Grateful, I utter some sort of inadequate expression of thanks and offer a trademark crooked smile.
It is some time later, around the cheese case, that we meet again. She approaches me and, in a hushed voice, explains that she and her daughters are buying some oyster crackers to feed the seagulls that are gathered in the parking lot outside. And, if I'm okay with it, would my boys and I like to join? Of course we do. We agree to meet over by the birds after putting our groceries into our separate cars, and she hands my boys the sacred bag of crackers to hold and bring over.
So I have the boys standing in the back of our SUV while I load the groceries from cart to car and barely finish explaining "Okay, boys, stay right there. I'm just running the cart over to the return and then we'll head over. Don't push buttons and don't hop out." And there, coming up to my right shoulder, is her oldest daughter.
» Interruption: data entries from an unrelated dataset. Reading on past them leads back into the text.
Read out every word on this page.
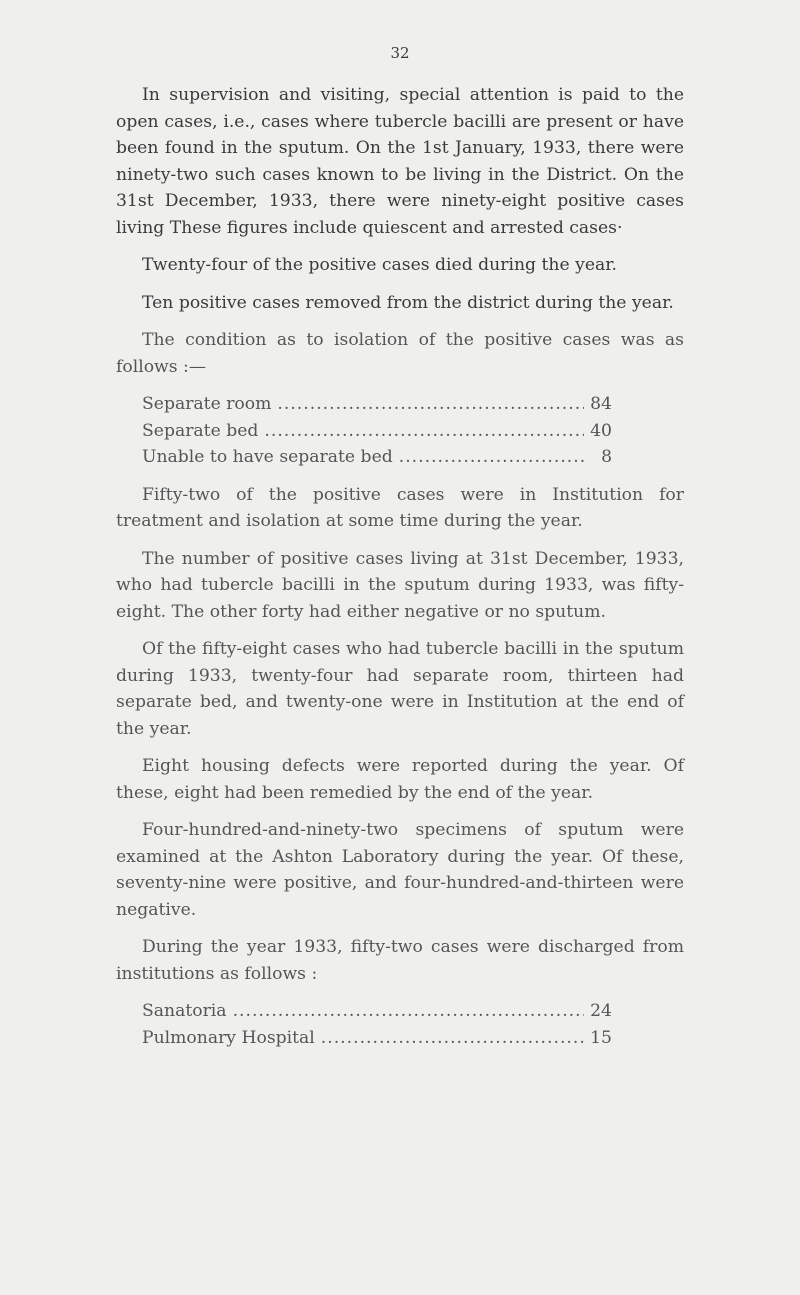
32

In supervision and visiting, special attention is paid to the open cases, i.e., cases where tubercle bacilli are present or have been found in the sputum. On the 1st January, 1933, there were ninety-two such cases known to be living in the District. On the 31st December, 1933, there were ninety-eight positive cases living These figures include quiescent and arrested cases·

Twenty-four of the positive cases died during the year.

Ten positive cases removed from the district during the year.

The condition as to isolation of the positive cases was as follows :—

Separate room .....	84
Separate bed .....	40
Unable to have separate bed .....	8

Fifty-two of the positive cases were in Institution for treatment and isolation at some time during the year.

The number of positive cases living at 31st December, 1933, who had tubercle bacilli in the sputum during 1933, was fifty-eight. The other forty had either negative or no sputum.

Of the fifty-eight cases who had tubercle bacilli in the sputum during 1933, twenty-four had separate room, thirteen had separate bed, and twenty-one were in Institution at the end of the year.

Eight housing defects were reported during the year. Of these, eight had been remedied by the end of the year.

Four-hundred-and-ninety-two specimens of sputum were examined at the Ashton Laboratory during the year. Of these, seventy-nine were positive, and four-hundred-and-thirteen were negative.

During the year 1933, fifty-two cases were discharged from institutions as follows :

Sanatoria .....	24
Pulmonary Hospital .....	15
She hands me a quarter back and says, "I'll take your cart back for you."
Stunned. I am stunned. As if this lady hasn't already been kind enough, she has thought of every step I have to organize to make this happen.
Some people really know how to love on other people.
It is among the flock of seagulls that we all meet up, passing the bag back and forth while making small talk with each other. We throw our crackers high in to the air and out in front of us, occasionally taking pause to laugh at small boys who prefer to eat many of the crackers that we expected would be in bird bellies. And we continue the dance until the bag is filled only with crumbs.
We exchange the expected pleasantries, me making sure my boys each look them in the eyes and say "thank you" and myself explaining how kind and thoughtful they were. And how much that made my day. She smiles and says, "I just really love when I see a mom with young children who is taking the time to do things the hard way- the right way. We are all in such a hurry these days, that we miss the big stuff. You're doing a great job, Mama. You need to know that."
And it was there in the Aldi parking lot that I cried.